Any other plugs or announcements before we wrap up?
If you enjoy Matthew’s art on Rikki then definitely check out our latest book Tap Water and Tuna Party. If you like Calvin and Hobbes then this book will be right up your alley. It’s a collection of a newspaper comic strip that Matthew writes and draws called Spirit of the Staircase – the story of a regular guy named Matt and how his life is changed when a fuzzy ball of optimism named Mumford falls into his life. It’s a classic “best friends with conflicting personality types” scenario, and the expected hijinks ensue. But what makes it special is Matthew’s unique sense of humor, his gorgeous artwork, and the sincerity that he injects into the strip.

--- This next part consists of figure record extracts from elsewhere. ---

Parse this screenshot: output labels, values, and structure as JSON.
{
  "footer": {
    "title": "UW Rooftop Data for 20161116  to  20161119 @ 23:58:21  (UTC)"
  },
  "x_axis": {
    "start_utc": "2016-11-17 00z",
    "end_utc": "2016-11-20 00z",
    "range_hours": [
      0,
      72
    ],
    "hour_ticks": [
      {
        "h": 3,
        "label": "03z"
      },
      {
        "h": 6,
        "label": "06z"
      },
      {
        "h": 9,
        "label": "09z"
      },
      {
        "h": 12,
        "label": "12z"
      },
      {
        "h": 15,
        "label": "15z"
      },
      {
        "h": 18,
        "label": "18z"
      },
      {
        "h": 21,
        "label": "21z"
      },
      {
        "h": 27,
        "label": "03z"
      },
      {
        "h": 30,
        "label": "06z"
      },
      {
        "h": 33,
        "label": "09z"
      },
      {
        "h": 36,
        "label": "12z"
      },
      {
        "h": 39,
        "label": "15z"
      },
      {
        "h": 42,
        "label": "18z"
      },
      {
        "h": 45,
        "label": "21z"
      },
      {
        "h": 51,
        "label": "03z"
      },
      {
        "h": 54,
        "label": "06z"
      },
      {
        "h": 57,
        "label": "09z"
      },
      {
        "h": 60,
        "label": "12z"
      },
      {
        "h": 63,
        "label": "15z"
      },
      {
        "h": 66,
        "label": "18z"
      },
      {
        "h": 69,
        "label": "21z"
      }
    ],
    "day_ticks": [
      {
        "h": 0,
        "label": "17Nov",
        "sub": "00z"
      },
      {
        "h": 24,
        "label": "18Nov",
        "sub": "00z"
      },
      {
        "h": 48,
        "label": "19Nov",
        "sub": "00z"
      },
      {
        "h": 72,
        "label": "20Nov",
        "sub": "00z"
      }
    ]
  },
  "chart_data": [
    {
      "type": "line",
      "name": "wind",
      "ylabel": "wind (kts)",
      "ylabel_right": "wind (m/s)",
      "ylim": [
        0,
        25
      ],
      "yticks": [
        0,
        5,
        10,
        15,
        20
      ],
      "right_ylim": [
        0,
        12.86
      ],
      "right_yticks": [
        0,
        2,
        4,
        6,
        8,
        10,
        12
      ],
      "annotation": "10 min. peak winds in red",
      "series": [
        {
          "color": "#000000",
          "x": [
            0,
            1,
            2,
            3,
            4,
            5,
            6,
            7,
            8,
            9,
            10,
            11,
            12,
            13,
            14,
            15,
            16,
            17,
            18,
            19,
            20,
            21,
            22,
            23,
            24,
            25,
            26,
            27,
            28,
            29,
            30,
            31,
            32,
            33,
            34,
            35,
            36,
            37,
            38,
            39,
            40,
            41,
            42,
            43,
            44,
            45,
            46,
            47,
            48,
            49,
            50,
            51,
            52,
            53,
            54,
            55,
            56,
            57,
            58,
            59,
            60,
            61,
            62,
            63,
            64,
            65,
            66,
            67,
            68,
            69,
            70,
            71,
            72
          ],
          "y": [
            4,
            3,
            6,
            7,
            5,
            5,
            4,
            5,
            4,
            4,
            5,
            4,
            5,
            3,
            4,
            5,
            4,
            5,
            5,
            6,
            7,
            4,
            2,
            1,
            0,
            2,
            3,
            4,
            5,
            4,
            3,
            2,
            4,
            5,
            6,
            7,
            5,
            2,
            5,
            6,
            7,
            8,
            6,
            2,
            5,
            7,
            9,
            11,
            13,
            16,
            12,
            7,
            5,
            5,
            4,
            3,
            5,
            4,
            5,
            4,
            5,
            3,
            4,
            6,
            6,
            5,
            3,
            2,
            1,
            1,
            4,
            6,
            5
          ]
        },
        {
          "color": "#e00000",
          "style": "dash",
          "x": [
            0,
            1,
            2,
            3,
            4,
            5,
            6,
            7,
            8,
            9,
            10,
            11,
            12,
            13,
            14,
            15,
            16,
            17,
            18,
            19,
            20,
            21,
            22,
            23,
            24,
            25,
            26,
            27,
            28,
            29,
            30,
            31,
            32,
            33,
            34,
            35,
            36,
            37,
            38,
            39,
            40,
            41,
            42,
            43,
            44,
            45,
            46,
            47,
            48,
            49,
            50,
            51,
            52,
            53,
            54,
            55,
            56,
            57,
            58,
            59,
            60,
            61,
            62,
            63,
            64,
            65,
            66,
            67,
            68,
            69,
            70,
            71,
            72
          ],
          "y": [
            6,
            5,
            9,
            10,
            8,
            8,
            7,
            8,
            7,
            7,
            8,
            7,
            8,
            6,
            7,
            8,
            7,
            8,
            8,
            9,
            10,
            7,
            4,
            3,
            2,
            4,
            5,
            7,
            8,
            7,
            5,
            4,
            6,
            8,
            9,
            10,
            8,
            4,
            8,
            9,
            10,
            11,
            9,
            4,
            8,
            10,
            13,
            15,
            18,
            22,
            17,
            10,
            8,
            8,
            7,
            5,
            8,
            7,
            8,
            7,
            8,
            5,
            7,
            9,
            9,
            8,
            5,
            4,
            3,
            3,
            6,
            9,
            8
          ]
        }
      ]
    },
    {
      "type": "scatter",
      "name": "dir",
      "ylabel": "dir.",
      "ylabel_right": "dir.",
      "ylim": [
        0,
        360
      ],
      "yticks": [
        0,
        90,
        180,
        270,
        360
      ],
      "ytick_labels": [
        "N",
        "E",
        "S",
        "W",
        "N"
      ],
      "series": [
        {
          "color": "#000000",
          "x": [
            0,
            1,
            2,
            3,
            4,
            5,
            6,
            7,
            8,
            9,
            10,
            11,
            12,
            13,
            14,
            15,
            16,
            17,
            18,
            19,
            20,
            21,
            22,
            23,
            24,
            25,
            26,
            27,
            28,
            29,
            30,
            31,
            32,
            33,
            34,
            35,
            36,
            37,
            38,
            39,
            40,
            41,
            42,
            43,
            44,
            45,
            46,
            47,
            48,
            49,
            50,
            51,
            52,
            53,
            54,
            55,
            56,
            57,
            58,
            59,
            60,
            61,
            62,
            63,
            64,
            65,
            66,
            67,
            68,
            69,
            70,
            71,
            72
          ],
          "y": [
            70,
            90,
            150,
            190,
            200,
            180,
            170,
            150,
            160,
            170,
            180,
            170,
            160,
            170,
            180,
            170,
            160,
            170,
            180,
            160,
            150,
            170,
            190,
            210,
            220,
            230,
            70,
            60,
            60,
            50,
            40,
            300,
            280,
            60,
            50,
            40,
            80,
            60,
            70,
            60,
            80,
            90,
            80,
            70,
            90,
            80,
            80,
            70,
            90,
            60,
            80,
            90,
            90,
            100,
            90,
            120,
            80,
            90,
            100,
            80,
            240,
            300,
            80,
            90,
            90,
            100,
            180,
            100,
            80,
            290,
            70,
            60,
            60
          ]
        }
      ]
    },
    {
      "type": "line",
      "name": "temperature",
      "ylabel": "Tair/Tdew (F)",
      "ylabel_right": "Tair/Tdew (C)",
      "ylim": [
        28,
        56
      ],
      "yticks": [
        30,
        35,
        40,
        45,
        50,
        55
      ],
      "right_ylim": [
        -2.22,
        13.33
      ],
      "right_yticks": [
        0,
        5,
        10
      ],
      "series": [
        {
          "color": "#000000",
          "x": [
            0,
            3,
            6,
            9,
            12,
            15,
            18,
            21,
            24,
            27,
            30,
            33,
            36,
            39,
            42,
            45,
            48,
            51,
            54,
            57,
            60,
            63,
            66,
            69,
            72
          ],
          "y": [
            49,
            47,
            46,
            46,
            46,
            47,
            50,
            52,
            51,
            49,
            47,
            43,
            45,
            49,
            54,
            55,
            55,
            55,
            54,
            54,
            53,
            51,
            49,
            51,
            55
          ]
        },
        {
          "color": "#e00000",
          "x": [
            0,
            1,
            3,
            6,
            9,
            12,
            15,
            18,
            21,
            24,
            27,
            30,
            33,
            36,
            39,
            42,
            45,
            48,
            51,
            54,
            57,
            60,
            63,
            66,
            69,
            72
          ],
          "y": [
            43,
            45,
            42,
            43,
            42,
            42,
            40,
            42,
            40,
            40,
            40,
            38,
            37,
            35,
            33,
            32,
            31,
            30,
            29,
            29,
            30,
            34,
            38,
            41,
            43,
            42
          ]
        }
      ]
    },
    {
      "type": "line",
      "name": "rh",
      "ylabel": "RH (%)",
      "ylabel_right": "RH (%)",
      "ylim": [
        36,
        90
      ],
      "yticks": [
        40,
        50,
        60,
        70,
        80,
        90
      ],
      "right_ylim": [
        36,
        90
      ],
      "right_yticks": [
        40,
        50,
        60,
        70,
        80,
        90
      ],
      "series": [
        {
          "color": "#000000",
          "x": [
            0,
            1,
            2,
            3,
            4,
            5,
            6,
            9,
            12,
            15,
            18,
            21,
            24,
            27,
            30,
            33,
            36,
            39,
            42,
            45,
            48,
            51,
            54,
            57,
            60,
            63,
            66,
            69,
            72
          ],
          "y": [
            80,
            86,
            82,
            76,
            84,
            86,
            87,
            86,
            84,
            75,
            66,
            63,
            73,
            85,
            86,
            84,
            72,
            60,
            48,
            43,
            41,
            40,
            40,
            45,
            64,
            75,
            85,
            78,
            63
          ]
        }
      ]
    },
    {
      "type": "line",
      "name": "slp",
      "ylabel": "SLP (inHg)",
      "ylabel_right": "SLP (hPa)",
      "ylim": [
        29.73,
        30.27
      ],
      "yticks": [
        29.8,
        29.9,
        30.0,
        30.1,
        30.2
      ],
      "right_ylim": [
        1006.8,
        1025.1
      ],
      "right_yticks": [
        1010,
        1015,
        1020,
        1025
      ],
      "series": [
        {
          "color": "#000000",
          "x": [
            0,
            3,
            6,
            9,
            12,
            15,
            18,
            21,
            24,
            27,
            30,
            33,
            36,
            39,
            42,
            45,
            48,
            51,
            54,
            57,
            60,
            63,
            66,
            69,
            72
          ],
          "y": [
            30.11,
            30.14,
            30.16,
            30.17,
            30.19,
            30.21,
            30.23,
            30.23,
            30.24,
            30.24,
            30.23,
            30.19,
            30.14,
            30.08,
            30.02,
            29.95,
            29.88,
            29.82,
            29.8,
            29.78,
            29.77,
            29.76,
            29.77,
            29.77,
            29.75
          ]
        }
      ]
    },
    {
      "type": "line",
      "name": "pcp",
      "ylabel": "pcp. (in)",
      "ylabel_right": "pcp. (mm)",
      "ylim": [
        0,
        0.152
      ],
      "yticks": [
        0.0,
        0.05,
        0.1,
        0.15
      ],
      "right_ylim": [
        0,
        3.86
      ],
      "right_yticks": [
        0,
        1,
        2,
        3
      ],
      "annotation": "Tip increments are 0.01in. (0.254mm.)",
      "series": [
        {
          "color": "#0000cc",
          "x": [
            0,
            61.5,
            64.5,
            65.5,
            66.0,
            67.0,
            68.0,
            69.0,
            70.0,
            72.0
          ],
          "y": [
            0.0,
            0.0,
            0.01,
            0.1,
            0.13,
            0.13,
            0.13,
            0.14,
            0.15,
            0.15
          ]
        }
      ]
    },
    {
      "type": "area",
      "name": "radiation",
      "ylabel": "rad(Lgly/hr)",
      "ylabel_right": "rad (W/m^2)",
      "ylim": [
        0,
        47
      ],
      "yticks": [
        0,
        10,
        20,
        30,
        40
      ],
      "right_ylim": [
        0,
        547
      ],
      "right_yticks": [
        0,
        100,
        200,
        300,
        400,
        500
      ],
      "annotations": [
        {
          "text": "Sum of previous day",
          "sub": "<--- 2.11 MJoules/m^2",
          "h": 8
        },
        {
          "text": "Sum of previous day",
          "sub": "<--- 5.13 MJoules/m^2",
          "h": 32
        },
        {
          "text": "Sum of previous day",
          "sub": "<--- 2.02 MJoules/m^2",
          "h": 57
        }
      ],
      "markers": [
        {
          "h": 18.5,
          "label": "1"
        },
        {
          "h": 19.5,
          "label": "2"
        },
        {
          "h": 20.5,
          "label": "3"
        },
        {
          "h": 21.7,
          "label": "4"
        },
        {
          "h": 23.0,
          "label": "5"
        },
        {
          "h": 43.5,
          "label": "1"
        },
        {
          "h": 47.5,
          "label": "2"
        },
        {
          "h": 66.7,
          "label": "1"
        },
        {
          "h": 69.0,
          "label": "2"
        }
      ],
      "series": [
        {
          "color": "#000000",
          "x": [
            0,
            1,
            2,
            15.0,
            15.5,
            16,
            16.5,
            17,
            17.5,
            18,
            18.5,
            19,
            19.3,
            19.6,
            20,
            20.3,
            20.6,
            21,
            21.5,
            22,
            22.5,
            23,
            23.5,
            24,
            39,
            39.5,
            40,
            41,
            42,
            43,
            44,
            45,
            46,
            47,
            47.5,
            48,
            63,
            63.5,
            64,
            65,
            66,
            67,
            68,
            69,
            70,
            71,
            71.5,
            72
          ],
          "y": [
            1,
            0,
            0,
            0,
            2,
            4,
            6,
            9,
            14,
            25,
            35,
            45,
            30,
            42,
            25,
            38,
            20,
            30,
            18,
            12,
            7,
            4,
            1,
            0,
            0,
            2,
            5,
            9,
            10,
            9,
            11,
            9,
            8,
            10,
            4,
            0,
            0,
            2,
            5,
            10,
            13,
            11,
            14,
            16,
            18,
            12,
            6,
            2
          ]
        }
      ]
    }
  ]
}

I’m in love with the comic and really proud of how the collected edition turned out. It’s the first year’s worth of strips with commentary and additional art from Matthew. And we’re planning a second collection to come out early 2018.
We also have a new graphic novel which we’ll be releasing this fall about a thirteen-year-old girl who steps on a crack and does, in fact, break her mother’s back. And so she must travel to Haphaven – the magical world from which all superstitions draw their power – in order to retrieve a rabbit’s foot to save her mom. We’re taking the superstitions we’re all familiar with – horseshoes, rabbit’s feet, four-leaf clovers, breaking mirrors, spilling salt, etc. – and tying them together under a single unified mythology. It’s being drawn by Louie Joyce (Past the Last Mountain). It’s going to be a darker-but-still-all-ages sort of fantasy story, like we used to have a lot of in the 80s –The NeverEnding Story, Labyrinth, etc.